In October 2022, Pure Earth's Founder and President Richard Fuller was included in the #FuturePerfect50 list from Vox, recognizing "The scientists, thinkers, scholars, writers, and activists building a more perfect future."

In 2010, Pure Earth's impact was charted in a profile of its founder Richard Fuller in Time's "Power of One" column.

2015 saw the release of the book The Brown Agenda.

In 2019, Pure Earth released the report "Pollution Knows No Borders: How the Pollution Crisis in Low- and Middle-Income Countries Affects Everyone’s Health, and What We Can Do to Address It".

== Name change ==
Pure Earth was founded as the Blacksmith Institute in 1999.
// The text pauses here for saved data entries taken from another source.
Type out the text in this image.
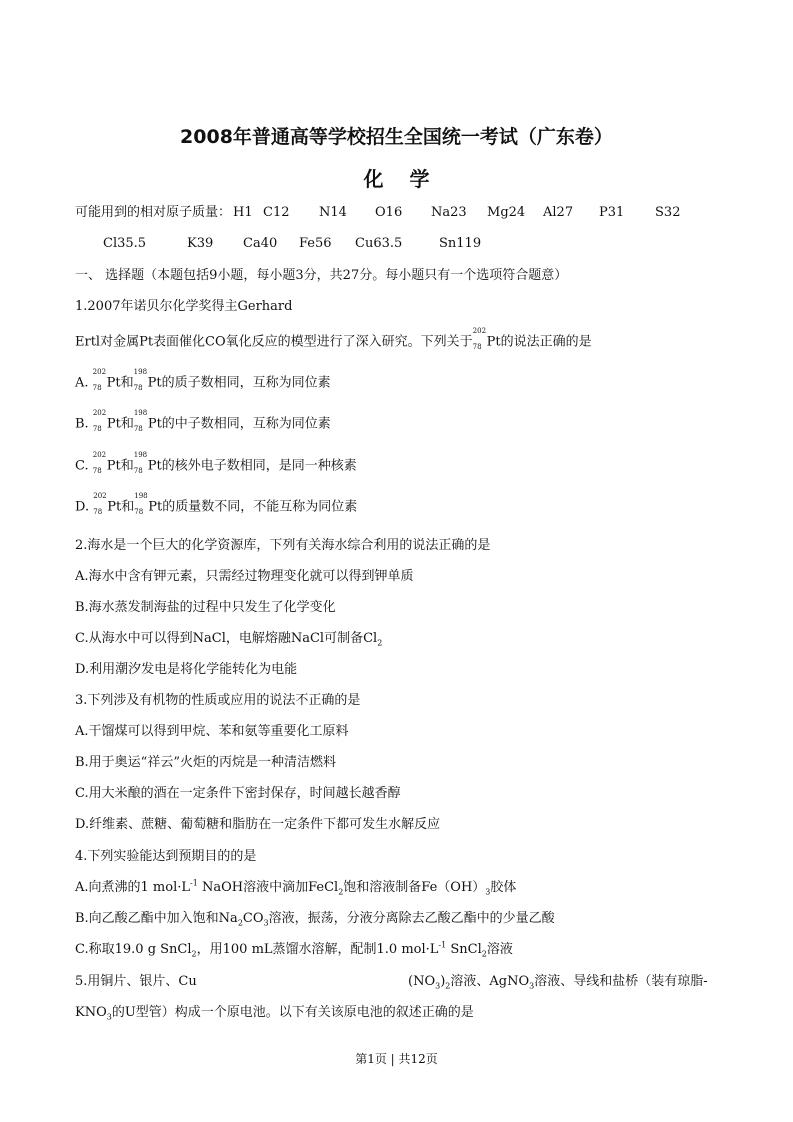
2008年普通高等学校招生全国统一考试（广东卷）
化学
可能用到的相对原子质量： H1 C12 N14 O16 Na23 Mg24 Al27 P31 S32
Cl35.5	K39 Ca40 Fe56 Cu63.5	Sn119
一、 选择题（本题包括9小题，每小题3分，共27分。每小题只有一个选项符合题意）
1.2007年诺贝尔化学奖得主Gerhard
Ertl对金属Pt表面催化CO氧化反应的模型进行了深入研究。下列关于
202
78 Pt的说法正确的是
A.
202
78 Pt和
198
78 Pt的质子数相同，互称为同位素
B.
202
78 Pt和
198
78 Pt的中子数相同，互称为同位素
C.
202
78 Pt和
198
78 Pt的核外电子数相同，是同一种核素
D.
202
78 Pt和
198
78 Pt的质量数不同，不能互称为同位素
2.海水是一个巨大的化学资源库，下列有关海水综合利用的说法正确的是
A.海水中含有钾元素，只需经过物理变化就可以得到钾单质
B.海水蒸发制海盐的过程中只发生了化学变化
C.从海水中可以得到NaCl，电解熔融NaCl可制备$Cl_2$
D.利用潮汐发电是将化学能转化为电能
3.下列涉及有机物的性质或应用的说法不正确的是
A.干馏煤可以得到甲烷、苯和氨等重要化工原料
B.用于奥运“祥云”火炬的丙烷是一种清洁燃料
C.用大米酿的酒在一定条件下密封保存，时间越长越香醇
D.纤维素、蔗糖、葡萄糖和脂肪在一定条件下都可发生水解反应
4.下列实验能达到预期目的的是
A.向煮沸的1 $mol\cdot L^{-1}$ NaOH溶液中滴加FeCl$_2$饱和溶液制备$Fe(OH)_3$胶体
B.向乙酸乙酯中加入饱和$Na_2CO_3$溶液，振荡，分液分离除去乙酸乙酯中的少量乙酸
C.称取19.0 g SnCl$_2$，用100 mL蒸馏水溶解，配制1.0 $mol\cdot L^{-1}$ SnCl$_2$溶液
5.用铜片、银片、Cu	$(NO_3)_2$溶液、AgNO$_3$溶液、导线和盐桥（装有琼脂-
$KNO_3$的U型管）构成一个原电池。以下有关该原电池的叙述正确的是
第1页 | 共12页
In 2014, Blacksmith launched a new initiative – Blacksmith Institute for a Pure Earth – with English actor Dev Patel as celebrity ambassador. Patel worked closely with Blacksmith to suggest the new name, and will help support efforts to raise awareness about toxic pollution, an issue he says he first grew aware of after filming in India. Blacksmith will slowly transition to a new name – Pure Earth – with the aim of broadening awareness of global toxic pollution issues to the general public.
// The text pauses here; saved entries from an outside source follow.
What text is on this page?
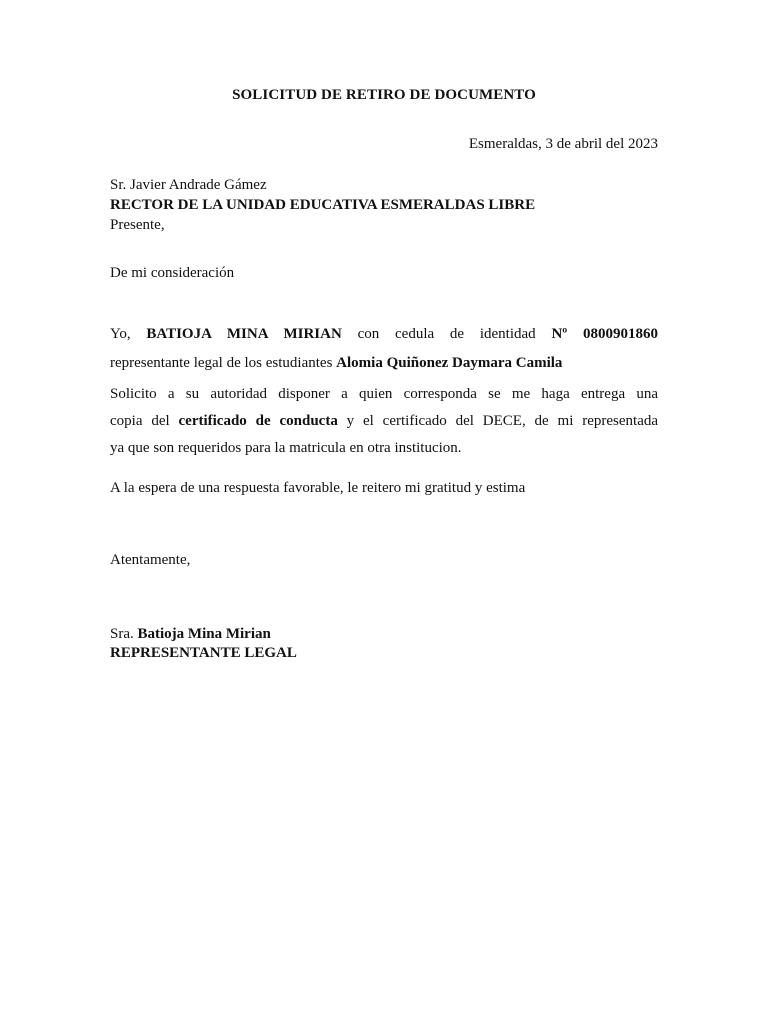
SOLICITUD DE RETIRO DE DOCUMENTO
Esmeraldas, 3 de abril del 2023
Sr. Javier Andrade Gámez
RECTOR DE LA UNIDAD EDUCATIVA ESMERALDAS LIBRE
Presente,
De mi consideración
Yo, BATIOJA MINA MIRIAN con cedula de identidad Nº 0800901860
representante legal de los estudiantes Alomia Quiñonez Daymara Camila
Solicito a su autoridad disponer a quien corresponda se me haga entrega una
copia del certificado de conducta y el certificado del DECE, de mi representada
ya que son requeridos para la matricula en otra institucion.
A la espera de una respuesta favorable, le reitero mi gratitud y estima
Atentamente,
Sra. Batioja Mina Mirian
REPRESENTANTE LEGAL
==World's Worst Polluted Places reports==
For over a decade, Pure Earth's World's Worst Pollution Problems reports identified and drew attention to the worst, and most dangerously polluted places on the planet, while documenting and quantifying the startling health and environmental impacts of this neglected problem. The series of reports succeeded in raising global awareness about the extent and impacts of toxic pollution in low- and middle-income countries. For example, the 2015 highlights its "top six toxic threats": Lead, radionuclides, mercury, chromium, pesticides and cadmium. The reports were archived on the website worstpolluted.org.